19. A method of transmitting a signal using a wideband radiating element, said method comprising the steps of:

coupling said signal from at least one tuned circuit to at least one dipole antenna as a feed for said dipole antenna element, said tuned circuit comprising at least one transmission line feed and a shunt resonator formed from a segment of transmission line; and

radiating said signal from each dipole antenna element disposed within a waveguide section as a feed for said waveguide section, said section of waveguide having a length that is a quarter of a guide wavelength or about a quarter of the guide wavelength, said waveguide section being short circuited at one end and open circuited at the other end to provide a waveguide aperture.

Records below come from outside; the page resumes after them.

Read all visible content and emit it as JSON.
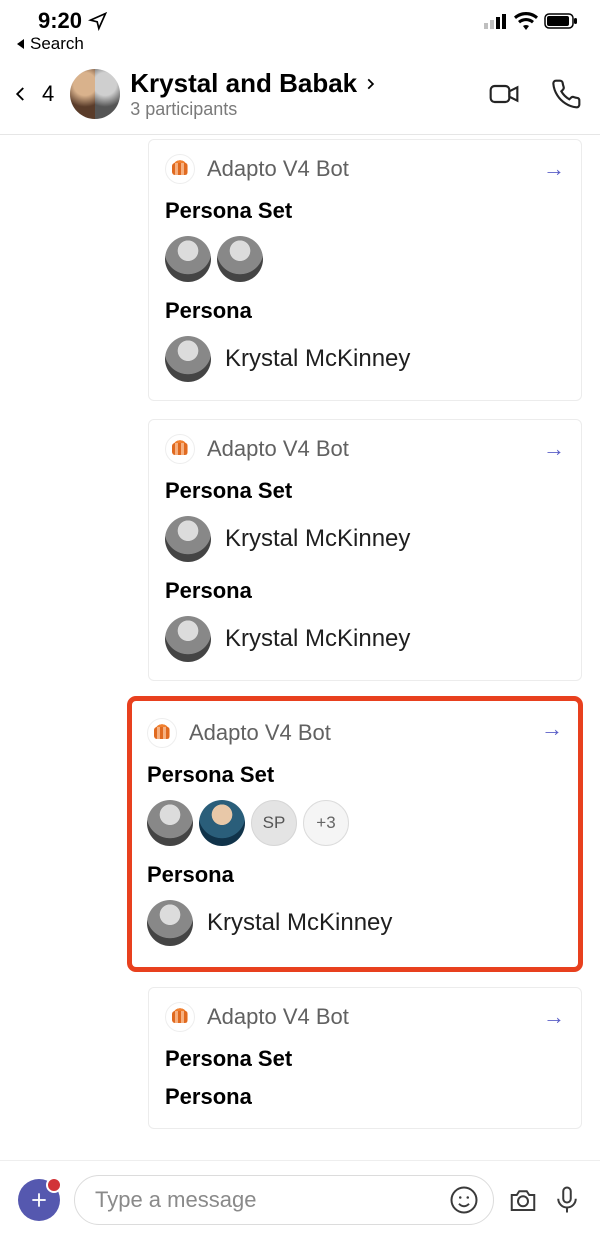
{
  "status": {
    "time": "9:20",
    "back_label": "Search"
  },
  "header": {
    "unread_count": "4",
    "title": "Krystal and Babak",
    "subtitle": "3 participants"
  },
  "bot_name": "Adapto V4 Bot",
  "labels": {
    "persona_set": "Persona Set",
    "persona": "Persona"
  },
  "cards": [
    {
      "persona_name": "Krystal McKinney",
      "set_avatars": [
        "bw",
        "bw"
      ],
      "highlight": false
    },
    {
      "persona_name": "Krystal McKinney",
      "set_avatars": [],
      "set_labeled": "Krystal McKinney",
      "highlight": false
    },
    {
      "persona_name": "Krystal McKinney",
      "set_avatars": [
        "bw",
        "color",
        "SP",
        "+3"
      ],
      "highlight": true
    },
    {
      "persona_name": "",
      "set_avatars": [],
      "highlight": false,
      "truncated": true
    }
  ],
  "card2_set_name": "Krystal McKinney",
  "card3_overflow": "+3",
  "card3_initials": "SP",
  "composer": {
    "placeholder": "Type a message"
  }
}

20. A method of receiving a signal using a wideband radiating element, said method comprising the steps of:

receiving said signal at at least one dipole antenna element disposed within a waveguide section, said section of waveguide having a length that is a quarter of a guide wavelength or about a quarter of the guide wavelength, said waveguide section being short circuited at one end and open circuited at the other end to provide a waveguide aperture; and

coupling said signal at at least one tuned circuit coupled to the dipole antenna element, said tuned circuit comprising at least one transmission line feed and a shunt resonator formed from a segment of transmission line.

21. The method as claimed in claim 19 or 20, wherein said waveguide section has a cross-section along the longitudinal extent of the waveguide section that is square, rectangular, or circular in form.

22. The method as claimed in claim 19 or 20, wherein the width of said waveguide section is between about 0.7 wavelengths and about 1 wavelength.

23. The method as claimed in claim 19 or 20, wherein said dipole antenna element is located at a height of 0.25 wavelengths or about 0.25 wavelengths above said short-circuited end of said waveguide section.